Independent Member for Indi Cathy McGowan said she was proud to stand up for the vital role young people play in making rural and regional Australia strong and resilient.

“Our young people have immense capacity to achieve and contribute,” Ms McGowan said.

“They are current citizens and not just a future resource. This is a call for bipartisan support to ensure they are encouraged, engaged and consulted at every step.

“In Indi and across Australia young people are already acting on the issues that concern them – renewable energy, telecommunications, transport, education, housing and employment security. For our nation to succeed they need a voice in decision-making across all areas, not just around traditional youth issues.”

The first Minister for Employment and Youth Affairs was appointed by the Fraser Government in 1978.

Subsequent Labor and Coalition Governments have appointed Ministers with a portfolio concerned with youth, and the Howard Government had three different Ministers who held the youth affairs portfolio.

The Abbott Government abolished the youth portfolio in 2013.
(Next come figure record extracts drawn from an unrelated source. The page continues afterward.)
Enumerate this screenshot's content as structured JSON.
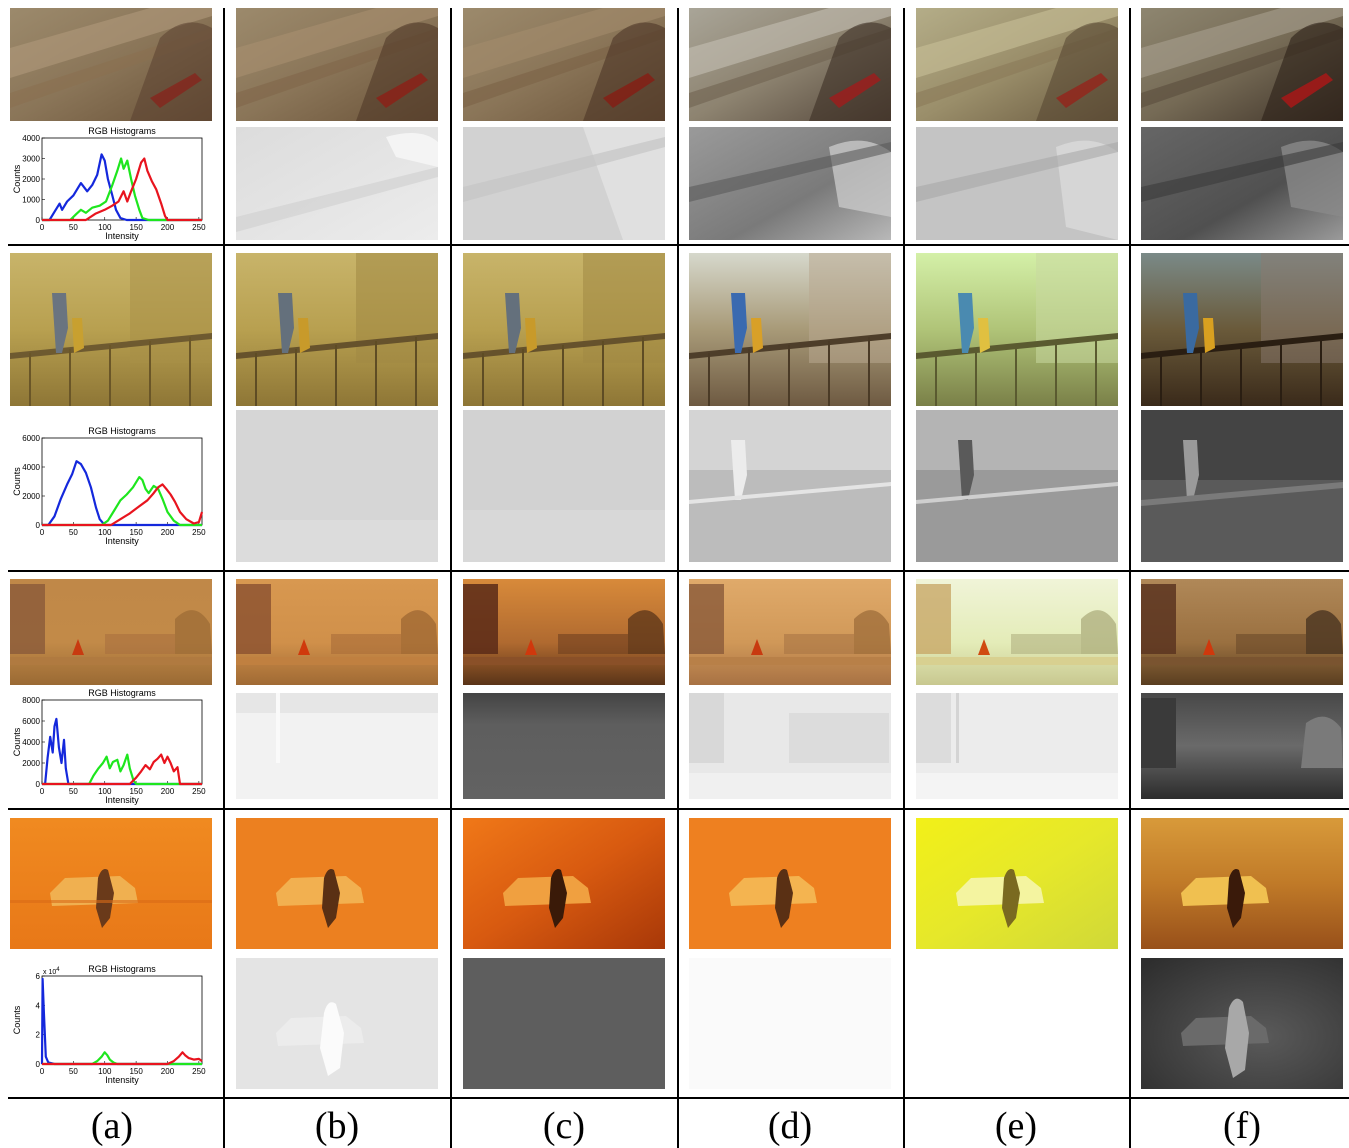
{
  "column_labels": [
    "(a)",
    "(b)",
    "(c)",
    "(d)",
    "(e)",
    "(f)"
  ],
  "histogram": {
    "title": "RGB Histograms",
    "xlabel": "Intensity",
    "ylabel": "Counts"
  },
  "colors": {
    "red": "#e8141e",
    "green": "#1ee61e",
    "blue": "#1428dc"
  },
  "rows": [
    {
      "hist": {
        "ylim": [
          0,
          4000
        ],
        "yticks": [
          "0",
          "1000",
          "2000",
          "3000",
          "4000"
        ],
        "xticks": [
          "0",
          "50",
          "100",
          "150",
          "200",
          "250"
        ],
        "exponent": "",
        "blue": [
          [
            0,
            0
          ],
          [
            12,
            0
          ],
          [
            20,
            400
          ],
          [
            28,
            800
          ],
          [
            32,
            500
          ],
          [
            40,
            900
          ],
          [
            50,
            1200
          ],
          [
            62,
            1800
          ],
          [
            72,
            1400
          ],
          [
            80,
            1700
          ],
          [
            88,
            2200
          ],
          [
            95,
            3200
          ],
          [
            100,
            2900
          ],
          [
            105,
            2000
          ],
          [
            112,
            1200
          ],
          [
            118,
            500
          ],
          [
            125,
            100
          ],
          [
            135,
            0
          ],
          [
            255,
            0
          ]
        ],
        "green": [
          [
            0,
            0
          ],
          [
            45,
            0
          ],
          [
            55,
            300
          ],
          [
            62,
            500
          ],
          [
            70,
            350
          ],
          [
            80,
            600
          ],
          [
            92,
            700
          ],
          [
            102,
            900
          ],
          [
            112,
            1700
          ],
          [
            120,
            2400
          ],
          [
            126,
            3000
          ],
          [
            130,
            2500
          ],
          [
            136,
            2900
          ],
          [
            142,
            2000
          ],
          [
            148,
            1200
          ],
          [
            155,
            500
          ],
          [
            160,
            100
          ],
          [
            170,
            0
          ],
          [
            255,
            0
          ]
        ],
        "red": [
          [
            0,
            0
          ],
          [
            70,
            0
          ],
          [
            85,
            300
          ],
          [
            100,
            500
          ],
          [
            112,
            700
          ],
          [
            122,
            900
          ],
          [
            130,
            1400
          ],
          [
            136,
            900
          ],
          [
            142,
            1400
          ],
          [
            150,
            2000
          ],
          [
            158,
            2800
          ],
          [
            163,
            3000
          ],
          [
            168,
            2400
          ],
          [
            175,
            1900
          ],
          [
            182,
            1500
          ],
          [
            190,
            800
          ],
          [
            196,
            200
          ],
          [
            200,
            0
          ],
          [
            255,
            0
          ]
        ]
      }
    },
    {
      "hist": {
        "ylim": [
          0,
          6000
        ],
        "yticks": [
          "0",
          "2000",
          "4000",
          "6000"
        ],
        "xticks": [
          "0",
          "50",
          "100",
          "150",
          "200",
          "250"
        ],
        "exponent": "",
        "blue": [
          [
            0,
            0
          ],
          [
            10,
            0
          ],
          [
            20,
            600
          ],
          [
            30,
            1800
          ],
          [
            40,
            2800
          ],
          [
            48,
            3500
          ],
          [
            55,
            4400
          ],
          [
            62,
            4200
          ],
          [
            70,
            3600
          ],
          [
            78,
            2600
          ],
          [
            86,
            1200
          ],
          [
            92,
            400
          ],
          [
            100,
            0
          ],
          [
            255,
            0
          ]
        ],
        "green": [
          [
            0,
            0
          ],
          [
            95,
            0
          ],
          [
            105,
            300
          ],
          [
            115,
            1000
          ],
          [
            125,
            1700
          ],
          [
            135,
            2100
          ],
          [
            145,
            2600
          ],
          [
            155,
            3300
          ],
          [
            160,
            3100
          ],
          [
            165,
            2500
          ],
          [
            170,
            2200
          ],
          [
            178,
            2700
          ],
          [
            185,
            2500
          ],
          [
            192,
            1800
          ],
          [
            200,
            900
          ],
          [
            210,
            300
          ],
          [
            220,
            0
          ],
          [
            255,
            0
          ]
        ],
        "red": [
          [
            0,
            0
          ],
          [
            110,
            0
          ],
          [
            125,
            400
          ],
          [
            140,
            800
          ],
          [
            155,
            1300
          ],
          [
            168,
            1700
          ],
          [
            178,
            2200
          ],
          [
            185,
            2600
          ],
          [
            192,
            2800
          ],
          [
            198,
            2500
          ],
          [
            205,
            2100
          ],
          [
            212,
            1600
          ],
          [
            220,
            900
          ],
          [
            230,
            400
          ],
          [
            242,
            100
          ],
          [
            250,
            200
          ],
          [
            255,
            900
          ]
        ]
      }
    },
    {
      "hist": {
        "ylim": [
          0,
          8000
        ],
        "yticks": [
          "0",
          "2000",
          "4000",
          "6000",
          "8000"
        ],
        "xticks": [
          "0",
          "50",
          "100",
          "150",
          "200",
          "250"
        ],
        "exponent": "",
        "blue": [
          [
            0,
            0
          ],
          [
            5,
            0
          ],
          [
            9,
            2500
          ],
          [
            13,
            4500
          ],
          [
            17,
            3000
          ],
          [
            20,
            5500
          ],
          [
            23,
            6200
          ],
          [
            27,
            3500
          ],
          [
            31,
            2000
          ],
          [
            35,
            4200
          ],
          [
            38,
            1500
          ],
          [
            42,
            0
          ],
          [
            255,
            0
          ]
        ],
        "green": [
          [
            0,
            0
          ],
          [
            75,
            0
          ],
          [
            82,
            800
          ],
          [
            90,
            1500
          ],
          [
            97,
            2000
          ],
          [
            103,
            2600
          ],
          [
            108,
            1500
          ],
          [
            113,
            2100
          ],
          [
            120,
            2300
          ],
          [
            125,
            1200
          ],
          [
            130,
            1800
          ],
          [
            136,
            2800
          ],
          [
            140,
            1500
          ],
          [
            146,
            300
          ],
          [
            150,
            0
          ],
          [
            255,
            0
          ]
        ],
        "red": [
          [
            0,
            0
          ],
          [
            140,
            0
          ],
          [
            150,
            600
          ],
          [
            158,
            1200
          ],
          [
            165,
            1800
          ],
          [
            172,
            1400
          ],
          [
            178,
            2100
          ],
          [
            184,
            2400
          ],
          [
            190,
            2800
          ],
          [
            195,
            2000
          ],
          [
            200,
            2600
          ],
          [
            205,
            2000
          ],
          [
            210,
            1200
          ],
          [
            216,
            1600
          ],
          [
            220,
            0
          ],
          [
            255,
            0
          ]
        ]
      }
    },
    {
      "hist": {
        "ylim": [
          0,
          6
        ],
        "yticks": [
          "0",
          "2",
          "4",
          "6"
        ],
        "xticks": [
          "0",
          "50",
          "100",
          "150",
          "200",
          "250"
        ],
        "exponent": "x 10",
        "exponent_power": "4",
        "blue": [
          [
            0,
            0
          ],
          [
            1,
            5.8
          ],
          [
            3,
            3.5
          ],
          [
            6,
            0.5
          ],
          [
            10,
            0.1
          ],
          [
            20,
            0
          ],
          [
            255,
            0
          ]
        ],
        "green": [
          [
            0,
            0
          ],
          [
            80,
            0
          ],
          [
            88,
            0.2
          ],
          [
            95,
            0.5
          ],
          [
            100,
            0.8
          ],
          [
            104,
            0.6
          ],
          [
            108,
            0.3
          ],
          [
            114,
            0.1
          ],
          [
            120,
            0
          ],
          [
            255,
            0
          ]
        ],
        "red": [
          [
            0,
            0
          ],
          [
            200,
            0
          ],
          [
            210,
            0.2
          ],
          [
            218,
            0.5
          ],
          [
            224,
            0.8
          ],
          [
            228,
            0.6
          ],
          [
            234,
            0.4
          ],
          [
            242,
            0.3
          ],
          [
            250,
            0.35
          ],
          [
            255,
            0.2
          ]
        ]
      }
    }
  ]
}
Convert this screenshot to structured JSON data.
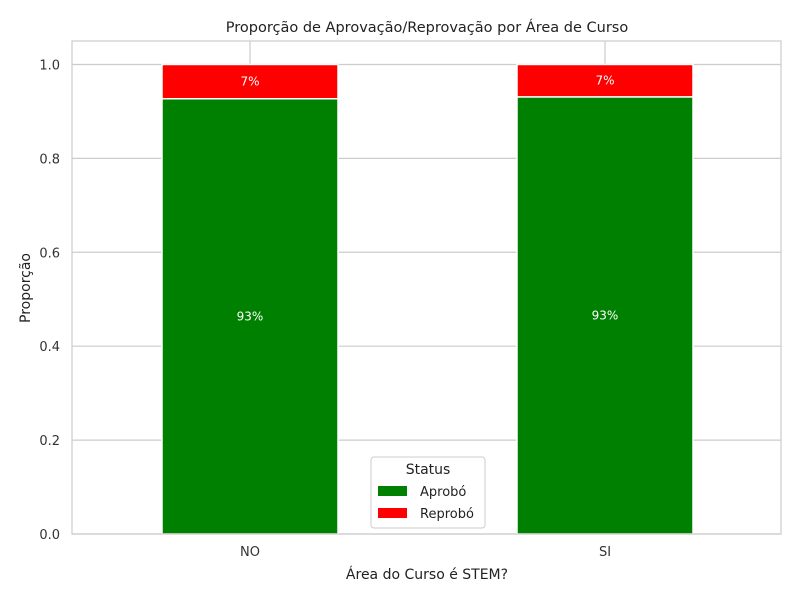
{
  "chart_data": {
    "type": "bar",
    "stacked": true,
    "title": "Proporção de Aprovação/Reprovação por Área de Curso",
    "xlabel": "Área do Curso é STEM?",
    "ylabel": "Proporção",
    "categories": [
      "NO",
      "SI"
    ],
    "series": [
      {
        "name": "Aprobó",
        "values": [
          0.927,
          0.931
        ],
        "labels": [
          "93%",
          "93%"
        ],
        "color": "#008000"
      },
      {
        "name": "Reprobó",
        "values": [
          0.073,
          0.069
        ],
        "labels": [
          "7%",
          "7%"
        ],
        "color": "#ff0000"
      }
    ],
    "ylim": [
      0,
      1.05
    ],
    "yticks": [
      0.0,
      0.2,
      0.4,
      0.6,
      0.8,
      1.0
    ],
    "ytick_labels": [
      "0.0",
      "0.2",
      "0.4",
      "0.6",
      "0.8",
      "1.0"
    ],
    "grid": true,
    "legend": {
      "title": "Status",
      "placement": "bottom-center"
    }
  },
  "colors": {
    "grid": "#cccccc",
    "frame": "#cccccc",
    "bar_edge": "#ffffff"
  }
}
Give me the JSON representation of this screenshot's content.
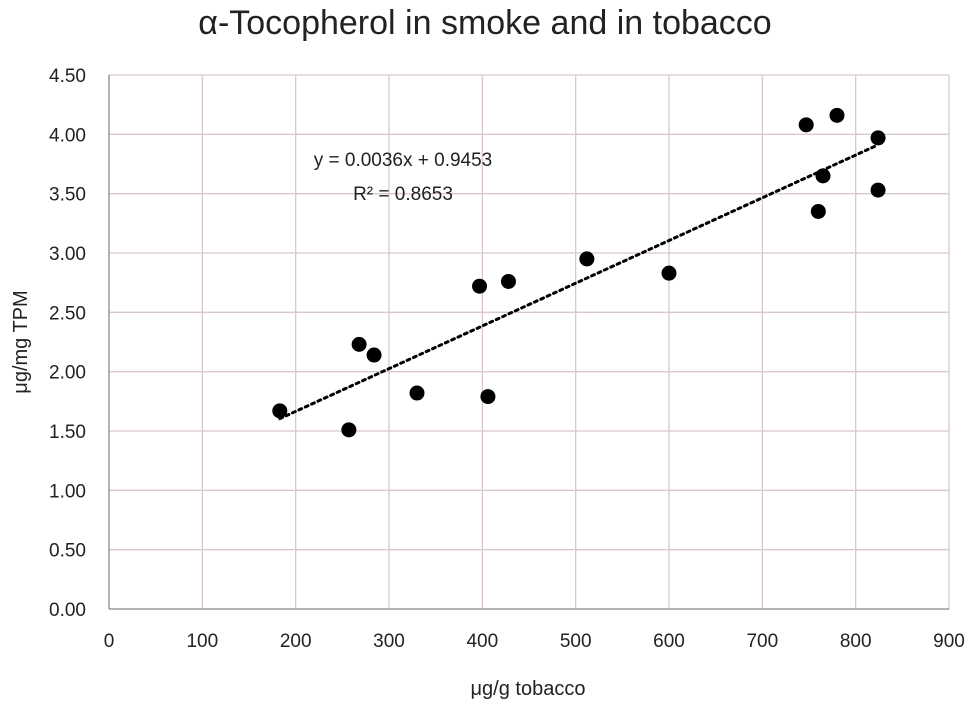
{
  "chart_data": {
    "type": "scatter",
    "title": "α-Tocopherol in smoke and in tobacco",
    "xlabel": "μg/g tobacco",
    "ylabel": "μg/mg  TPM",
    "xlim": [
      0,
      900
    ],
    "ylim": [
      0,
      4.5
    ],
    "x_ticks": [
      "0",
      "100",
      "200",
      "300",
      "400",
      "500",
      "600",
      "700",
      "800",
      "900"
    ],
    "y_ticks": [
      "0.00",
      "0.50",
      "1.00",
      "1.50",
      "2.00",
      "2.50",
      "3.00",
      "3.50",
      "4.00",
      "4.50"
    ],
    "grid": true,
    "points": [
      {
        "x": 183,
        "y": 1.67
      },
      {
        "x": 257,
        "y": 1.51
      },
      {
        "x": 268,
        "y": 2.23
      },
      {
        "x": 284,
        "y": 2.14
      },
      {
        "x": 330,
        "y": 1.82
      },
      {
        "x": 397,
        "y": 2.72
      },
      {
        "x": 406,
        "y": 1.79
      },
      {
        "x": 428,
        "y": 2.76
      },
      {
        "x": 512,
        "y": 2.95
      },
      {
        "x": 600,
        "y": 2.83
      },
      {
        "x": 747,
        "y": 4.08
      },
      {
        "x": 760,
        "y": 3.35
      },
      {
        "x": 765,
        "y": 3.65
      },
      {
        "x": 780,
        "y": 4.16
      },
      {
        "x": 824,
        "y": 3.97
      },
      {
        "x": 824,
        "y": 3.53
      }
    ],
    "trendline": {
      "slope": 0.0036,
      "intercept": 0.9453,
      "x_from": 183,
      "x_to": 824
    },
    "equation_text": "y = 0.0036x + 0.9453",
    "r2_text": "R² = 0.8653",
    "colors": {
      "points": "#000000",
      "grid": "#d9c8cc",
      "axis": "#888888"
    }
  }
}
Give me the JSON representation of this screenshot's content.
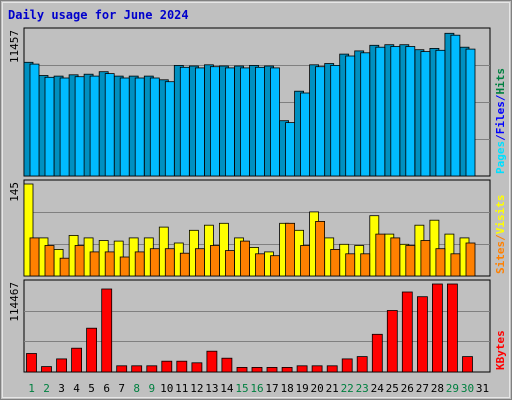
{
  "chart_data": {
    "type": "bar",
    "title": "Daily usage for June 2024",
    "categories": [
      "1",
      "2",
      "3",
      "4",
      "5",
      "6",
      "7",
      "8",
      "9",
      "10",
      "11",
      "12",
      "13",
      "14",
      "15",
      "16",
      "17",
      "18",
      "19",
      "20",
      "21",
      "22",
      "23",
      "24",
      "25",
      "26",
      "27",
      "28",
      "29",
      "30",
      "31"
    ],
    "weekend_days": [
      "1",
      "2",
      "8",
      "9",
      "15",
      "16",
      "22",
      "23",
      "29",
      "30"
    ],
    "grid": true,
    "panels": [
      {
        "name": "hits-panel",
        "max_label": "11457",
        "ymax": 11457,
        "legend": [
          "Pages",
          "Files",
          "Hits"
        ],
        "legend_colors": [
          "#00e0ff",
          "#0000ff",
          "#008040"
        ],
        "series": [
          {
            "name": "Hits",
            "color": "#0090c0",
            "values": [
              9050,
              8000,
              7950,
              8050,
              8100,
              8300,
              7950,
              7950,
              7950,
              7650,
              8800,
              8750,
              8850,
              8750,
              8750,
              8800,
              8750,
              4400,
              6750,
              8850,
              8950,
              9700,
              9950,
              10400,
              10450,
              10450,
              10050,
              10150,
              11350,
              10250,
              null
            ]
          },
          {
            "name": "Files",
            "color": "#00bbff",
            "values": [
              8900,
              7850,
              7800,
              7900,
              7950,
              8150,
              7800,
              7800,
              7800,
              7500,
              8650,
              8600,
              8700,
              8600,
              8600,
              8650,
              8600,
              4250,
              6600,
              8700,
              8800,
              9550,
              9800,
              10250,
              10300,
              10300,
              9900,
              10000,
              11200,
              10100,
              null
            ]
          }
        ]
      },
      {
        "name": "visits-panel",
        "max_label": "145",
        "ymax": 145,
        "legend": [
          "Sites",
          "/",
          "Visits"
        ],
        "legend_colors": [
          "#ff8000",
          "#ff8000",
          "#ffff00"
        ],
        "series": [
          {
            "name": "Visits",
            "color": "#ffff00",
            "values": [
              145,
              60,
              42,
              64,
              60,
              56,
              55,
              60,
              60,
              77,
              52,
              72,
              80,
              83,
              60,
              45,
              38,
              83,
              72,
              101,
              60,
              50,
              48,
              95,
              66,
              50,
              80,
              88,
              66,
              60,
              null
            ]
          },
          {
            "name": "Sites",
            "color": "#ff8000",
            "values": [
              60,
              48,
              28,
              48,
              38,
              38,
              30,
              38,
              43,
              43,
              36,
              43,
              48,
              40,
              55,
              35,
              32,
              83,
              48,
              86,
              42,
              35,
              35,
              66,
              60,
              48,
              56,
              43,
              35,
              52,
              null
            ]
          }
        ]
      },
      {
        "name": "kbytes-panel",
        "max_label": "114467",
        "ymax": 114467,
        "legend": [
          "KBytes"
        ],
        "legend_colors": [
          "#ff0000"
        ],
        "series": [
          {
            "name": "KBytes",
            "color": "#ff0000",
            "values": [
              24000,
              7000,
              17000,
              31000,
              57000,
              108000,
              8000,
              8000,
              8000,
              14000,
              14000,
              12000,
              27000,
              18000,
              6000,
              6000,
              6000,
              6000,
              8000,
              8000,
              8000,
              17000,
              20000,
              49000,
              80000,
              104000,
              98000,
              114467,
              114467,
              20000,
              null
            ]
          }
        ]
      }
    ]
  }
}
“I believe our young people are the worse for that 2013 decision,” Ms Sharkie said.

“The Prime Minister said last week in Question Time that he had a ‘thoroughly youthful front bench … who were thoroughly committed to delivering great opportunities for young Australians’ but you only have to look at the employment statistics to see little evidence of the targeted consultation promised by the Coalition in 2014

“This Friday marks the start of what is likely to be the last National Youth Week with no funding for this national advocacy and awareness week in the budget forward estimates.

“National Youth Week is an opportunity for young people to express their ideas and views and be heard.

“What sort of message does it send to our young people when we cut funding for this week?

“Youth Week funding has been slashed from more than $3 million in 2014/15 to about $535,000 in the past two financial years and now there’s no money at all.

“The Deloitte 2017 Millennial Survey suggests that young people struggle to engage with major political parties.

“Not having Youth Minister acts as a clear signal that engagement with young people is not a priority for this Government.”

According to the Brotherhood of St Lawrence, the youth unemployment rate was 13.5 per cent (282,000 young people) while 18 per cent (377,000) were underemployed in February 2017.

These rates were considered well above the levels in the months preceding the Global Financial Crisis when the rates were below 10 and 11 per cent respectively.

NXT Senator Skye Kakoschke-Moore, the youngest female member of parliament, will move a motion on the same terms in the Senate tomorrow.

“Politicians need to stop speaking at young people and start speaking with them if there is to be better engagement with youth,” she said.

“You have to question whether decisions on issues affecting young people, such as moves to de-fund Headspace, would’ve been made if there had been a Minister for Young People.”

CAPTION: Member for Indi Cathy McGowan, left, NXT Member for Mayo Rebekha Sharkie and NXT Senator Skye Kakoschke-Moore at today's news conference calling on the Government to appoint a Minister for Young People.

  • More than 650,000 young people are unemployed or underemployed.
  • 18% Youth underemployment rate – highest in 40 years
  • 13.5% Youth unemployment rate, higher in many regional areas. Higher than Australia had during the Global Financial Crisis
  • This year could be the last National Youth Week with no funding in forward estimates and no commitment from Government to reinstate funding. 
  • National Youth Week once received around $3M in federal funding and each State Government would supplement their share to ensure activities across their State. There is no money in the Forward Estimates past this year to fund National Youth Week.
  • The National Peak Body representing young people ‘Australian Youth Affairs Coalition’ lost funding back in 2014, leaving no national advocacy platform for young people.
  • Ms Sharkie has set up a Young Mayo group in her electorate to directly consult with local young people and she has hosted four forums to date.